Migrants who crossed the Channel to Britain from northern France are being held in substandard conditions despite government promises to improve accommodation, inspectors said Thursday.
The findings by the Inspectorate of Prisons and independent volunteer monitoring groups came after visits to migrant detention facilities in the last three months.
They found women who said they had been raped by smuggling gangs were "not adequately supported" and lone children were being held with unrelated adults.
A previous inspection in September 2020 found the same facilities were "badly equipped to meet their purpose," the chief inspector of prisons, Charlie Taylor, said.
The Home Office had then assured "rapid action" to improve conditions.
But he added: "Despite some limited progress, detainees, including large numbers of unaccompanied children, continued to experience very poor treatment and conditions."
Taylor said it was not immediately clear why government assurances had not been followed through, although inspectors were told of difficulties in coordination.
Anne Owers, a predecessor of Taylor as chief inspector of prisons who now chairs the Dover and Heathrow Independent Monitoring Boards (IMB), said "urgent action" was required.
Britain has this year faced an unprecedented number of arrivals of migrants using small boats to cross the Channel.
The situation has become a political headache for Britain, which vowed to "take back control " of its borders after leaving the European Union – and strained ties with France.
U.K. Prime Minister Boris Johnson outraged France by urging them to take back migrants who have crossed the busy shipping lane and is seeking to tighten immigration laws.

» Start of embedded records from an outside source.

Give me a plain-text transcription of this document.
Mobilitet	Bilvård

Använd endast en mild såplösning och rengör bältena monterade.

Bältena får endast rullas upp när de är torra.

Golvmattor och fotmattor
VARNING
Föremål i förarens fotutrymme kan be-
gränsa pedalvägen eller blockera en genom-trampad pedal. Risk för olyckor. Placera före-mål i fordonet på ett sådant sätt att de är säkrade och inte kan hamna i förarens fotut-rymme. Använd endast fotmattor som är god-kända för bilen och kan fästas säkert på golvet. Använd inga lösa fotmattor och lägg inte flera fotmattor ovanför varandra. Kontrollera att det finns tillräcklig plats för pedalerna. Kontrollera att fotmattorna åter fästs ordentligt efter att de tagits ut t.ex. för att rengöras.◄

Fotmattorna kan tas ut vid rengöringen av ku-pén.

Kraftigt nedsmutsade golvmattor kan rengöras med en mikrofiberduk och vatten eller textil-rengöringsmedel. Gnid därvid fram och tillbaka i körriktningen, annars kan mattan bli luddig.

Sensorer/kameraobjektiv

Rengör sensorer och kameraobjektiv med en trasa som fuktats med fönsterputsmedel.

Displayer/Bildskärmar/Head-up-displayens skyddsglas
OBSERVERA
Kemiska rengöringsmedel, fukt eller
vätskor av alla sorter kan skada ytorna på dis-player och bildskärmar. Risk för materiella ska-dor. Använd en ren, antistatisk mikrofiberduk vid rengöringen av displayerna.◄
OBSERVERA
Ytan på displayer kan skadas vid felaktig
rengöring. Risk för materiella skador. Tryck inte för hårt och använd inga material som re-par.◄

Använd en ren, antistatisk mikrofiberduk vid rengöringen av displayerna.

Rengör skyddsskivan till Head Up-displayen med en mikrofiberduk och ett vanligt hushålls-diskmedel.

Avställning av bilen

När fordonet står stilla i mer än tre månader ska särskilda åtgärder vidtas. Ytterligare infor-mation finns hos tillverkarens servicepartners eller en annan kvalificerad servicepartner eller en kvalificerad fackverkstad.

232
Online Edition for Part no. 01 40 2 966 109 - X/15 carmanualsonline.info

Last month 27 men, women and children drowned when their boat sank in November.
The inspectors said families with young children were among those who have had to spend more than 24 hours in tents after arriving to be processed at Tug Haven, near Dover.
They highlighted "inadequate follow-up care" for two women who said they had been raped, and another who said she had been "sold into domestic servitude."
Migrants were held in "increasingly cold conditions," including on double-decker buses used to transport migrants and which were sometimes used for sleeping, they added.
They also raised concerns about injuries sustained by migrants on the crossing, including fuel burns, cuts and bruises, which went unnoticed on arrival and at processing.
On Wednesday, a local parliamentarian in Kent, southeast England, said a military base chosen by the Home Office to process migrants by January 2022 was "unworkable and unacceptable."
Officials have proposed using part of the Ministry of Defense site at Manston to hold people for up to five days while security and asylum checks are carried out. But North Thanet member of Parliament Roger Gale said the site was "inappropriate."
Other parliamentarians have said using military style accommodation was unsuitable and potentially traumatic for migrants, many of whom had fled war and violence.